Je mehr über den Krieg gegen die Ukraine gesprochen wird, desto häufiger fallen Worte wie „Atomkrieg“, „Atombombe“, „Atomwaffen“, „Dritter Weltkrieg“. Der „Einsatz von Atomwaffen“ – schon das ist ein Euphemismus – erobert sich schleichend den Anschein des Normalen. Und fast alle machen mit. So entsteht nach und nach der Eindruck, dass ein Atomkrieg „führbar“ sei. Damit treiben Politiker den Dritten Weltkrieg in die Köpfe – und bereiten ihn als akzeptable Option vor.

FDP-Mann Michael Theurer zum Beispiel, befragt zur Kritik an Bundeskanzler Olaf Scholz in Sachen schwere Waffen, hat im Deutschlandfunk eingeräumt, dass „auch die Gefahr der atomaren Auseinandersetzung“ bestehe. „Auseinandersetzung“? Klingt ja noch niedlicher als „Spezialoperation“. Wie ein klärendes Gespräch mit dem Mitbewohner wegen der ungeputzten Küche. Oder meinte die FDP diese sich abgeklärt gebende, fortschreitende Verharmlosung mit „Mehr Fortschritt wagen“? Während sie sich den Anschein gibt, vernünftig zu sein, reißt eine solche Dialektik der Abklärung alle Vernunft in den Abgrund – vorwärts immer – rückwärts nimmer!

Mitreißend argumentiert auch Anton Hofreiter. In deutschtypischer Egozentrik röhrt der Olivgrüne: Wenn Deutschland nicht sofort schwere Waffen liefere, riskiere es einen „De-facto-dritten-Weltkrieg“. Merke: Es gibt Weltkriege, die sind einfach Weltkriege – und es gibt die Hofreitersche kriegsrealpolitische Steigerung, den „De-facto-dritten Weltkrieg“, der nicht etwa durch behutsame Abwägung und Zurückhaltung bei Waffenlieferungen verhinderbar wäre, sondern ausschließlich durch immer mehr Waffen. Mit seiner kriegerischen Vollmundigkeit vergrößert dieser De-facto-Militärexperte kollateralnützlich seine Chancen auf ein EU-Kommissariat.
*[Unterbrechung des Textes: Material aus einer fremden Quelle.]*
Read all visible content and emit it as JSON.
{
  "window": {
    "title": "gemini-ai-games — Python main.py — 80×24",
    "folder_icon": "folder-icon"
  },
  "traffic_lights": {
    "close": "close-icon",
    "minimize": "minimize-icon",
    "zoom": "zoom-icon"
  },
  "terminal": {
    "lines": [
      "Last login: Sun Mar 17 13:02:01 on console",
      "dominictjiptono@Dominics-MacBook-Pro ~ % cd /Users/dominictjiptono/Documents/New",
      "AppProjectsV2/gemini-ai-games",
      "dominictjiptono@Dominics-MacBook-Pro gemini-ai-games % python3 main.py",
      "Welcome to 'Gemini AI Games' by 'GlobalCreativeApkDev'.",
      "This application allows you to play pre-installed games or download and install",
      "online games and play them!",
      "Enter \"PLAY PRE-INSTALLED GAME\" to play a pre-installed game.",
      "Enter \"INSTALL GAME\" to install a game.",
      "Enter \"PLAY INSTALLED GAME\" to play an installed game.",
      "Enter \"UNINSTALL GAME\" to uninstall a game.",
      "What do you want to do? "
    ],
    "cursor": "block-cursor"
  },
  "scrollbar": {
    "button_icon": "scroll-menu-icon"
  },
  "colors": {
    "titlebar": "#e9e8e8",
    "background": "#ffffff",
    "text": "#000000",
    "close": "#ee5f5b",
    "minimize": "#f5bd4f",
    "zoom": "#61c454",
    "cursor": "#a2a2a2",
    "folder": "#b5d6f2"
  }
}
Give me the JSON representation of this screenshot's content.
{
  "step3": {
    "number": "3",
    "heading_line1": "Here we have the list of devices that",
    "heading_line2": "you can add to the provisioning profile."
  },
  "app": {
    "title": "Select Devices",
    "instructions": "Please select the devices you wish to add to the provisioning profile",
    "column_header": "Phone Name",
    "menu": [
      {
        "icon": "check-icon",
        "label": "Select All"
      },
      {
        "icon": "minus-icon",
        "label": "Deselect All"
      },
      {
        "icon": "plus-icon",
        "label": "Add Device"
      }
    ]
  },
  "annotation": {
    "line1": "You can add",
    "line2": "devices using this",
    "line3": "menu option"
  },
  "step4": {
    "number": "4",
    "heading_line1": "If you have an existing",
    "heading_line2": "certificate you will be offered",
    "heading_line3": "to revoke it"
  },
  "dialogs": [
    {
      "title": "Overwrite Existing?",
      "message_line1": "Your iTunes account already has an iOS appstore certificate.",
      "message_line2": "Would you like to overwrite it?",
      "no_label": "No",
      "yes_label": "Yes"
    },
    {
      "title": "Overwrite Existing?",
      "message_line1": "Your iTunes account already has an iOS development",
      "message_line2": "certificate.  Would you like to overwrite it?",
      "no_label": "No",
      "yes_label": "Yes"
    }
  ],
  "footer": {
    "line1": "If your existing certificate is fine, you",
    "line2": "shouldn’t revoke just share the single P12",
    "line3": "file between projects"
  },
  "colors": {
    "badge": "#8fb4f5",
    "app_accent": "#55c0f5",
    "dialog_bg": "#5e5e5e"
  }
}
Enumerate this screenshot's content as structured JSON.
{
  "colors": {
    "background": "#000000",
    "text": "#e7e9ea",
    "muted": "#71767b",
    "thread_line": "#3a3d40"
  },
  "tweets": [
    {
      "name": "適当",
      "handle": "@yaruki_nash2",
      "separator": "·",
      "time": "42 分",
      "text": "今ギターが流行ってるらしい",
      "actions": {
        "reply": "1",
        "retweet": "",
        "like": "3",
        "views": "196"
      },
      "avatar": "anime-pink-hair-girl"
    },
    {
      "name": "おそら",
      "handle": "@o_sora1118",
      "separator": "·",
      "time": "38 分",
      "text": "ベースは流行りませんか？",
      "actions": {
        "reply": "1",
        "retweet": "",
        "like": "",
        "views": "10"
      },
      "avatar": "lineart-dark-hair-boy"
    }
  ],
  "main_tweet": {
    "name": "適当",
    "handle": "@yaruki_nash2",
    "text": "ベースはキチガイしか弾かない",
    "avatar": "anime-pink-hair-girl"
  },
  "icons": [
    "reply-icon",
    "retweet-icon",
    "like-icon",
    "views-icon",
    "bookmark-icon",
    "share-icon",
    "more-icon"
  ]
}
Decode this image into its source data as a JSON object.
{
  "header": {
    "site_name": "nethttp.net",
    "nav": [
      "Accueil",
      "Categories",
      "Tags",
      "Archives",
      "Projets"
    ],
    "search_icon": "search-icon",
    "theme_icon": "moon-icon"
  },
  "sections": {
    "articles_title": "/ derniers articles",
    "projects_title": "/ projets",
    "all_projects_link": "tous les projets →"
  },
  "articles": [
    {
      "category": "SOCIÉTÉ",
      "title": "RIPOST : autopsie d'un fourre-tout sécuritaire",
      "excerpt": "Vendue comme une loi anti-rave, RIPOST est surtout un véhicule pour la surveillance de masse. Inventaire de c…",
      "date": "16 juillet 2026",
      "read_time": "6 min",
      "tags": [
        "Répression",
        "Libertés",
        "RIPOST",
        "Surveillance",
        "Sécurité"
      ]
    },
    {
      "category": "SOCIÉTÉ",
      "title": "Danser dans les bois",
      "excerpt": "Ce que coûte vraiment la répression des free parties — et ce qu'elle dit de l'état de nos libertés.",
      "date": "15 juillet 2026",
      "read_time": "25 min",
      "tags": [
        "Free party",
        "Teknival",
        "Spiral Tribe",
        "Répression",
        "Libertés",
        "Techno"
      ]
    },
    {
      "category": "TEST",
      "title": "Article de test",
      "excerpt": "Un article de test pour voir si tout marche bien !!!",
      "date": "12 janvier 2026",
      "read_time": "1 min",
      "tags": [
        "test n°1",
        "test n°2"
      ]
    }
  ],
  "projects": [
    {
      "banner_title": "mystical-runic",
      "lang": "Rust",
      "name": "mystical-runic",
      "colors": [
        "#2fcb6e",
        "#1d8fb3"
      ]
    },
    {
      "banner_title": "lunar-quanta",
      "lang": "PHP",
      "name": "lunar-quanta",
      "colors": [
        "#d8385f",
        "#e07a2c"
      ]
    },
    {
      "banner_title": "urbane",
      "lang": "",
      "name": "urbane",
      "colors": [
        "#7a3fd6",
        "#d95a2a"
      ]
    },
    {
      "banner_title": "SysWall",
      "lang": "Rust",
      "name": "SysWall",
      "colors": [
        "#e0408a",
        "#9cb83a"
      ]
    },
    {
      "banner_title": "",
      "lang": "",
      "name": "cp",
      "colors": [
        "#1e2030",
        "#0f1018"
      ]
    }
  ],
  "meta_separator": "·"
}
Es eskaliert die Eskalationslust

Ähnlich profilneurotisch beschränkt wirkt Marie-Agnes Strack-Zimmermanns Werbung für Waffenlieferungen: „Wir dürfen uns nicht ständig von militärischen Szenarien beeinflussen lassen“, fordert die FDP-Scharfmacherin ihrerseits ganz abgeklärt, nachdem sie das militärische Horrorszenario eines siegreichen Russland an die Wand gemalt hat. Übersetzt heißt das: „Ihr Weicheier müsst endlich aufhören, das Risiko eines Atomkriegs mitzudenken!“ Angesichts solcher Sorglosigkeit, gepanzert mit größtmöglicher Selbstgewissheit, ist es nur eine Frage der Zeit, wann der Verteidigungsausschuss in einen De-facto-Kriegsausschuss mutiert.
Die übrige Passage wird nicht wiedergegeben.